A recent survey by polling firm GlobalData found that 80% of the executives who responded said their company has budgeted for increased spending on ESG. Nearly all respondents (98%) reported that including ESG in corporate decision-making was important or very important.
This financial commitment to ESG reflects growing pressure on C-level executives and their boards of directors. According to the audit, tax and advisory firm Grant Thornton, more than half (57%) of CFOs polled said they had made ESG a priority since the beginning of 2020. While these investments can take many forms, modern technology will play the largest role.
Here are three important ways connected worker technologies can help in achieving corporate ESG goals.
1. Regulatory Reporting
Following the example set by a number of agencies in Europe, the U.S. Securities and Exchange Commission (SEC) last year established a task force on Climate and ESG, designed to identify misconduct related to ESG initiatives. The group is tasked with analyzing corporate disclosures around compliance issues from investment firms. Infractions will result in heavy fines to those companies found in violation of these rules.
Other industries, including manufacturing, are following suit. Compliance with these regulations will take unprecedented visibility into operations including traceability of materials and waste, all of which will require data and analytics. Knowing what data will be needed, where it can be collected and assuring its accuracy will require new systems and data scientists who can help their organization meet its ESG goals and reporting requirements.
By digitizing standard operating procedures (SOPs), connected worker platforms like Parsable can help manufacturers cut everything from time spent on activities to material waste to reducing accidents and injury.
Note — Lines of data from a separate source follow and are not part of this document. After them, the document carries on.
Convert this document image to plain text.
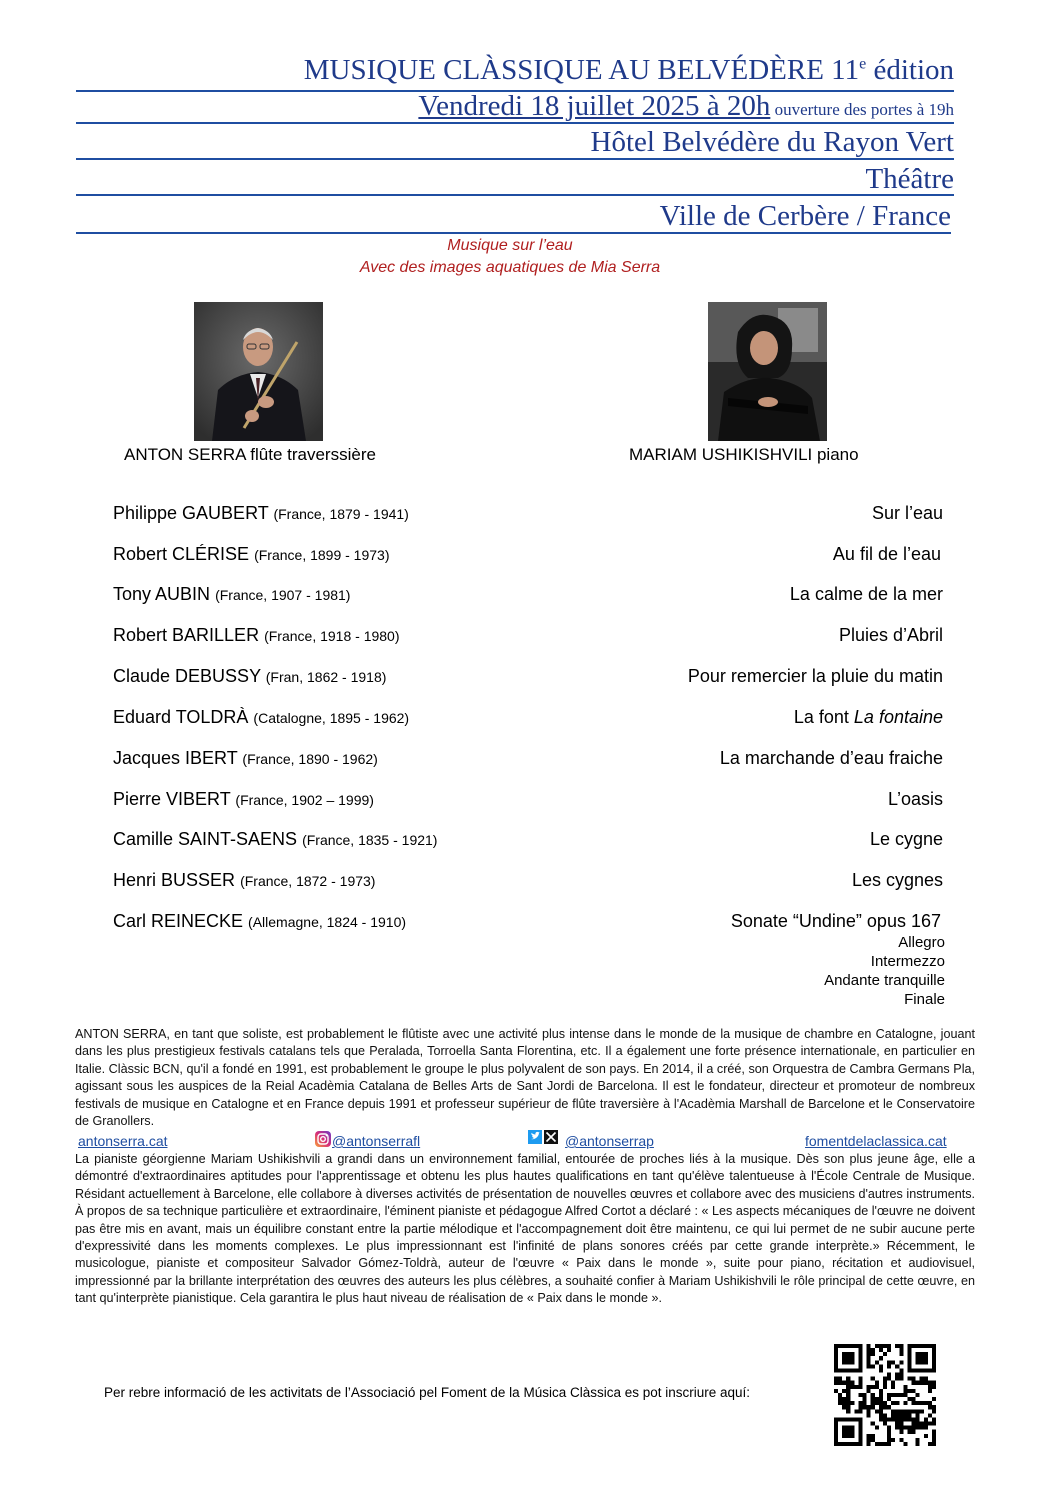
MUSIQUE CLÀSSIQUE AU BELVÉDÈRE 11e édition
Vendredi 18 juillet 2025 à 20h ouverture des portes à 19h
Hôtel Belvédère du Rayon Vert
Théâtre
Ville de Cerbère / France
Musique sur l’eau
Avec des images aquatiques de Mia Serra
ANTON SERRA flûte traverssière	MARIAM USHIKISHVILI piano
Philippe GAUBERT (France, 1879 - 1941)	Sur l’eau
Robert CLÉRISE (France, 1899 - 1973)	Au fil de l’eau
Tony AUBIN (France, 1907 - 1981)	La calme de la mer
Robert BARILLER (France, 1918 - 1980)	Pluies d’Abril
Claude DEBUSSY (Fran, 1862 - 1918)	Pour remercier la pluie du matin
Eduard TOLDRÀ (Catalogne, 1895 - 1962)	La font La fontaine
Jacques IBERT (France, 1890 - 1962)	La marchande d’eau fraiche
Pierre VIBERT (France, 1902 – 1999)	L’oasis
Camille SAINT-SAENS (France, 1835 - 1921)	Le cygne
Henri BUSSER (France, 1872 - 1973)	Les cygnes
Carl REINECKE (Allemagne, 1824 - 1910)	Sonate “Undine” opus 167
Allegro
Intermezzo
Andante tranquille
Finale
ANTON SERRA, en tant que soliste, est probablement le flûtiste avec une activité plus intense dans le monde de la musique de chambre en Catalogne, jouant dans les plus prestigieux festivals catalans tels que Peralada, Torroella Santa Florentina, etc. Il a également une forte présence internationale, en particulier en Italie. Clàssic BCN, qu'il a fondé en 1991, est probablement le groupe le plus polyvalent de son pays. En 2014, il a créé, son Orquestra de Cambra Germans Pla, agissant sous les auspices de la Reial Acadèmia Catalana de Belles Arts de Sant Jordi de Barcelona. Il est le fondateur, directeur et promoteur de nombreux festivals de musique en Catalogne et en France depuis 1991 et professeur supérieur de flûte traversière à l'Acadèmia Marshall de Barcelone et le Conservatoire de Granollers.
antonserra.cat	@antonserrafl	@antonserrap	fomentdelaclassica.cat
La pianiste géorgienne Mariam Ushikishvili a grandi dans un environnement familial, entourée de proches liés à la musique. Dès son plus jeune âge, elle a démontré d'extraordinaires aptitudes pour l'apprentissage et obtenu les plus hautes qualifications en tant qu'élève talentueuse à l'École Centrale de Musique. Résidant actuellement à Barcelone, elle collabore à diverses activités de présentation de nouvelles œuvres et collabore avec des musiciens d'autres instruments. À propos de sa technique particulière et extraordinaire, l'éminent pianiste et pédagogue Alfred Cortot a déclaré : « Les aspects mécaniques de l'œuvre ne doivent pas être mis en avant, mais un équilibre constant entre la partie mélodique et l'accompagnement doit être maintenu, ce qui lui permet de ne subir aucune perte d'expressivité dans les moments complexes. Le plus impressionnant est l'infinité de plans sonores créés par cette grande interprète.» Récemment, le musicologue, pianiste et compositeur Salvador Gómez-Toldrà, auteur de l'œuvre « Paix dans le monde », suite pour piano, récitation et audiovisuel, impressionné par la brillante interprétation des œuvres des auteurs les plus célèbres, a souhaité confier à Mariam Ushikishvili le rôle principal de cette œuvre, en tant qu'interprète pianistique. Cela garantira le plus haut niveau de réalisation de « Paix dans le monde ».
Per rebre informació de les activitats de l’Associació pel Foment de la Música Clàssica es pot inscriure aquí:
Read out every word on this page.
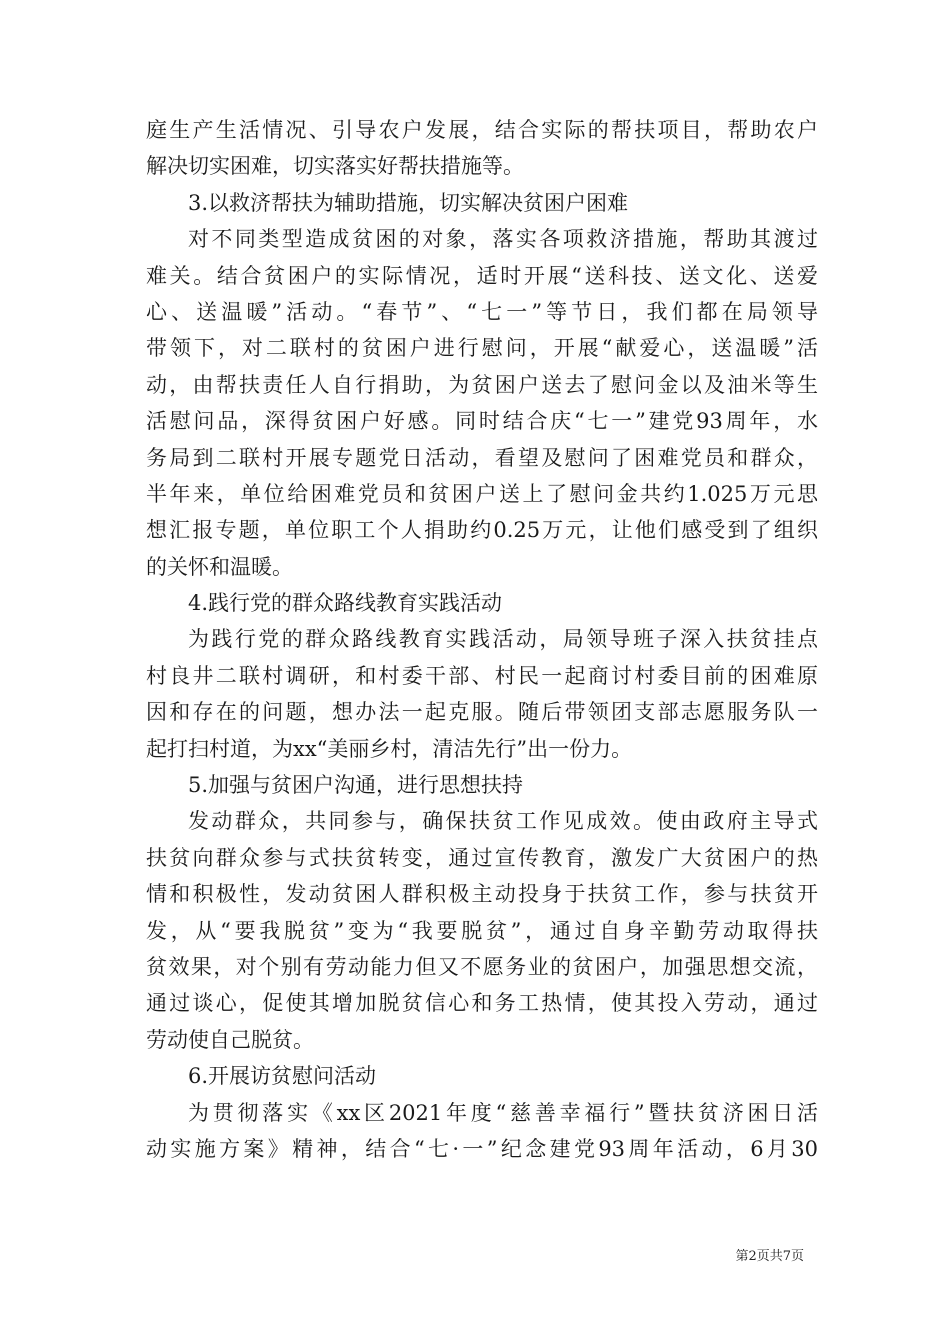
庭生产生活情况、引导农户发展，结合实际的帮扶项目，帮助农户
解决切实困难，切实落实好帮扶措施等。
3.以救济帮扶为辅助措施，切实解决贫困户困难
对不同类型造成贫困的对象，落实各项救济措施，帮助其渡过
难关。结合贫困户的实际情况，适时开展“送科技、送文化、送爱
心、送温暖”活动。“春节”、“七一”等节日，我们都在局领导
带领下，对二联村的贫困户进行慰问，开展“献爱心，送温暖”活
动，由帮扶责任人自行捐助，为贫困户送去了慰问金以及油米等生
活慰问品，深得贫困户好感。同时结合庆“七一”建党93周年，水
务局到二联村开展专题党日活动，看望及慰问了困难党员和群众，
半年来，单位给困难党员和贫困户送上了慰问金共约1.025万元思
想汇报专题，单位职工个人捐助约0.25万元，让他们感受到了组织
的关怀和温暖。
4.践行党的群众路线教育实践活动
为践行党的群众路线教育实践活动，局领导班子深入扶贫挂点
村良井二联村调研，和村委干部、村民一起商讨村委目前的困难原
因和存在的问题，想办法一起克服。随后带领团支部志愿服务队一
起打扫村道，为xx“美丽乡村，清洁先行”出一份力。
5.加强与贫困户沟通，进行思想扶持
发动群众，共同参与，确保扶贫工作见成效。使由政府主导式
扶贫向群众参与式扶贫转变，通过宣传教育，激发广大贫困户的热
情和积极性，发动贫困人群积极主动投身于扶贫工作，参与扶贫开
发，从“要我脱贫”变为“我要脱贫”，通过自身辛勤劳动取得扶
贫效果，对个别有劳动能力但又不愿务业的贫困户，加强思想交流，
通过谈心，促使其增加脱贫信心和务工热情，使其投入劳动，通过
劳动使自己脱贫。
6.开展访贫慰问活动
为贯彻落实《xx区2021年度“慈善幸福行”暨扶贫济困日活
动实施方案》精神，结合“七·一”纪念建党93周年活动，6月30
第2页共7页
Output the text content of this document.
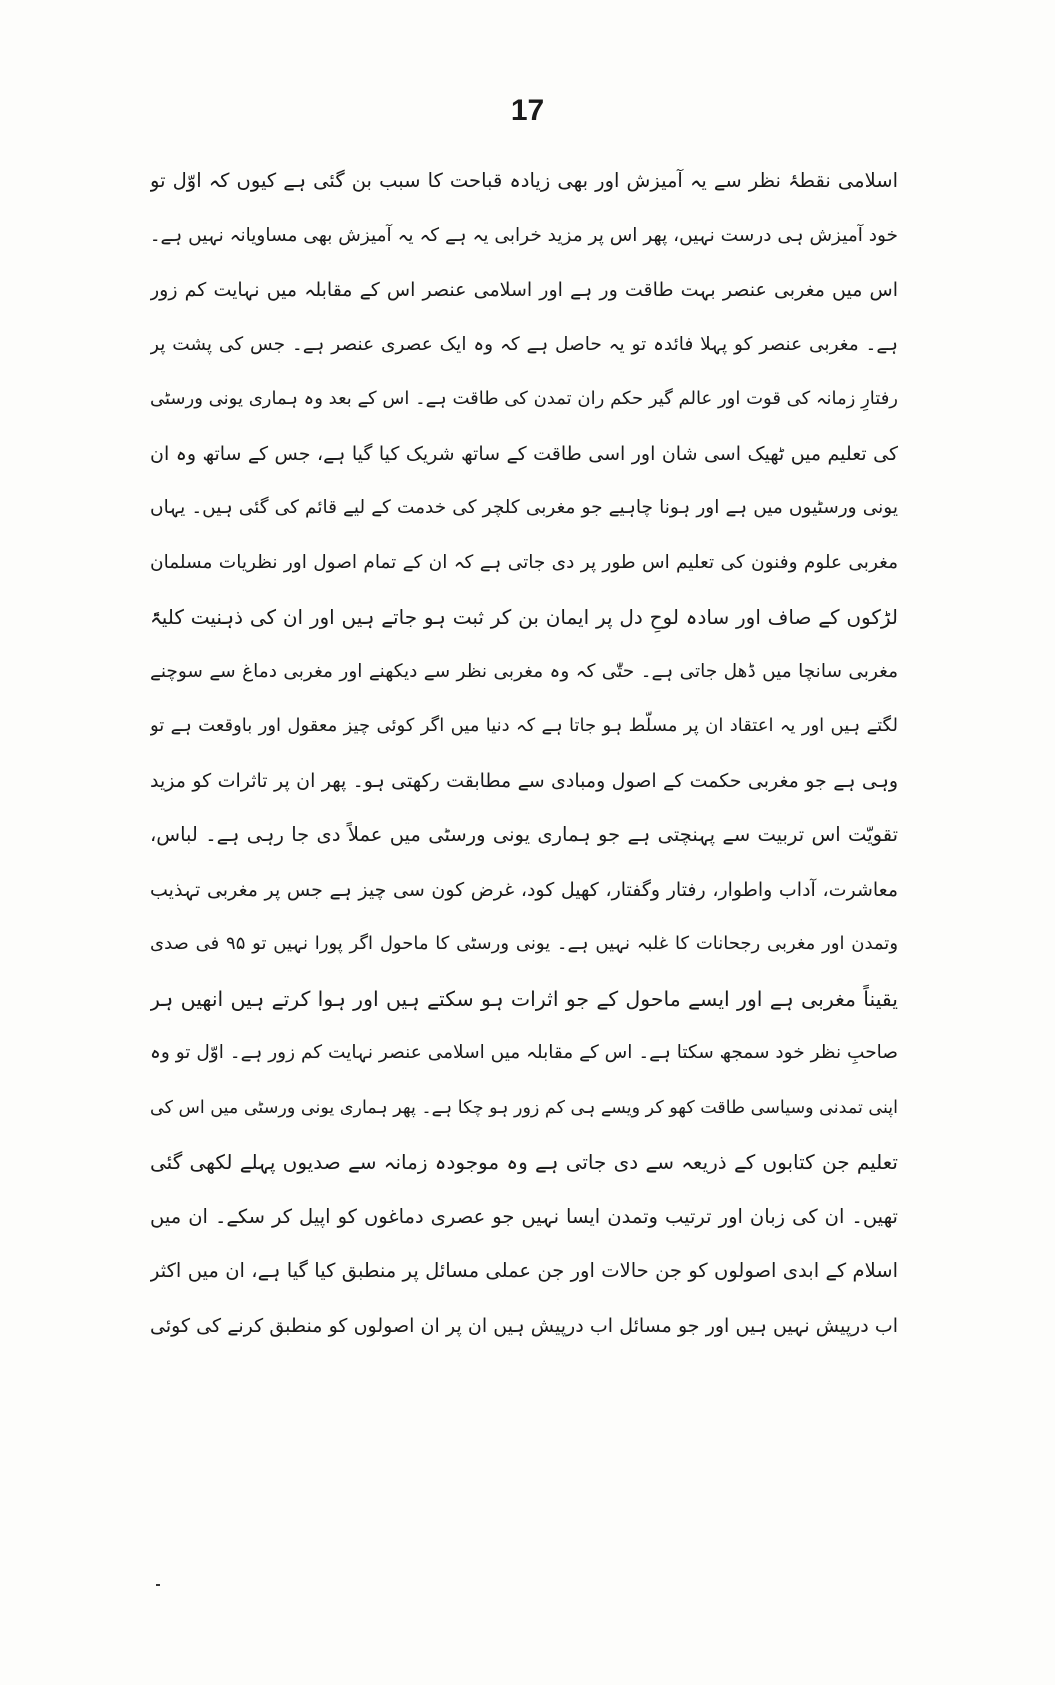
17
اسلامی نقطۂ نظر سے یہ آمیزش اور بھی زیادہ قباحت کا سبب بن گئی ہے کیوں کہ اوّل تو
خود آمیزش ہی درست نہیں، پھر اس پر مزید خرابی یہ ہے کہ یہ آمیزش بھی مساویانہ نہیں ہے۔
اس میں مغربی عنصر بہت طاقت ور ہے اور اسلامی عنصر اس کے مقابلہ میں نہایت کم زور
ہے۔ مغربی عنصر کو پہلا فائدہ تو یہ حاصل ہے کہ وہ ایک عصری عنصر ہے۔ جس کی پشت پر
رفتارِ زمانہ کی قوت اور عالم گیر حکم ران تمدن کی طاقت ہے۔ اس کے بعد وہ ہماری یونی ورسٹی
کی تعلیم میں ٹھیک اسی شان اور اسی طاقت کے ساتھ شریک کیا گیا ہے، جس کے ساتھ وہ ان
یونی ورسٹیوں میں ہے اور ہونا چاہیے جو مغربی کلچر کی خدمت کے لیے قائم کی گئی ہیں۔ یہاں
مغربی علوم وفنون کی تعلیم اس طور پر دی جاتی ہے کہ ان کے تمام اصول اور نظریات مسلمان
لڑکوں کے صاف اور سادہ لوحِ دل پر ایمان بن کر ثبت ہو جاتے ہیں اور ان کی ذہنیت کلیۃً
مغربی سانچا میں ڈھل جاتی ہے۔ حتّٰی کہ وہ مغربی نظر سے دیکھنے اور مغربی دماغ سے سوچنے
لگتے ہیں اور یہ اعتقاد ان پر مسلّط ہو جاتا ہے کہ دنیا میں اگر کوئی چیز معقول اور باوقعت ہے تو
وہی ہے جو مغربی حکمت کے اصول ومبادی سے مطابقت رکھتی ہو۔ پھر ان پر تاثرات کو مزید
تقویّت اس تربیت سے پہنچتی ہے جو ہماری یونی ورسٹی میں عملاً دی جا رہی ہے۔ لباس،
معاشرت، آداب واطوار، رفتار وگفتار، کھیل کود، غرض کون سی چیز ہے جس پر مغربی تہذیب
وتمدن اور مغربی رجحانات کا غلبہ نہیں ہے۔ یونی ورسٹی کا ماحول اگر پورا نہیں تو ۹۵ فی صدی
یقیناً مغربی ہے اور ایسے ماحول کے جو اثرات ہو سکتے ہیں اور ہوا کرتے ہیں انھیں ہر
صاحبِ نظر خود سمجھ سکتا ہے۔ اس کے مقابلہ میں اسلامی عنصر نہایت کم زور ہے۔ اوّل تو وہ
اپنی تمدنی وسیاسی طاقت کھو کر ویسے ہی کم زور ہو چکا ہے۔ پھر ہماری یونی ورسٹی میں اس کی
تعلیم جن کتابوں کے ذریعہ سے دی جاتی ہے وہ موجودہ زمانہ سے صدیوں پہلے لکھی گئی
تھیں۔ ان کی زبان اور ترتیب وتمدن ایسا نہیں جو عصری دماغوں کو اپیل کر سکے۔ ان میں
اسلام کے ابدی اصولوں کو جن حالات اور جن عملی مسائل پر منطبق کیا گیا ہے، ان میں اکثر
اب درپیش نہیں ہیں اور جو مسائل اب درپیش ہیں ان پر ان اصولوں کو منطبق کرنے کی کوئی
Connected worker solutions can update these SOPs to meet changing conditions on the factory floor to maintain sustainability goals and best practices are met.
2. Supply Chain Documentation
An increasing number of procurement teams today seek documentation and data regarding the production of source material. This is due not only to initiatives to ensure minimal impact on the planet, but also to ensure human rights and worker conditions are maintained. According to CDP, there was a 24% rise worldwide in requests for supplier environmental data in 2020. This increase was even more pronounced in the United States, which saw a jump of 34%.
Requests for this type of documentation originate from the end consumer.
The consulting firm PwC has found that customers between the ages of 18 and 38 are much more likely to factor in a company’s ESG record when making a purchase when compared with older consumers.
For example, Grupo Bimbo uses Connected Worker® by Parsable to provide its management team with visibility into safety at all levels – from the enterprise writ large down to site-specific stats for individual factory sites. These dashboards are part of the bakery’s company-wide sustainability goals and support improvements to its safety initiatives and working environment.
3. Working Conditions
Similar to consumers’ desires to purchase from brands with responsible ESG initiatives, employees, too, increasingly seek to work for an organization with a strong focus on sustainability. A recent study of Millennial employment trends found that nearly two-thirds (64%) of Millennials take a company’s ESG initiatives into consideration when looking for a new job. The polling firm Gallup states that nearly half (46%) of all workers are Millennials or Gen Z, a percentage that is only going to grow as Baby Boomers and Gen X workers retire – either due to age or by opting out of work as part of The Great Resignation.
Where older generations prized ethical leadership, the workforce’s younger generations are more likely to value the impact the company has on the communities in which it operates, as well as the planet as a whole. In fact, three-quarters of Millennials said they would work for a responsible company, even if it meant taking a lower salary; this compares to just 55% of all U.S. workers.
In today’s tight labor market, being able to share the goals and results of its ESG initiatives can be the tipping point in getting the best talent.
Connected worker tools, industrial internet of things (IIoT) networks, 5G connectivity, artificial intelligence (AI), blockchain and other technologies can streamline the security of key operational information around working conditions and worker safety as well as the facility’s impact on the environment.
The key to implementing technology to support and document an ESG initiative is the ability to scale operations in two ways. First, manufacturers that pilot connected worker platforms in a single facility or region, need to be able to replicate that success throughout the entire organization. For global enterprises, this includes a seamless translation of SoPs and other documentation into multiple languages; video often helps. Second, the data and other information that will be required for regulatory and self-reporting will only increase as more systems become connected.
Every manufacturer will need to develop a way to capture its ESG activities. These issues are increasingly important not only to regulators, consumers and employees, but also to investors and community members in the places where the company operates.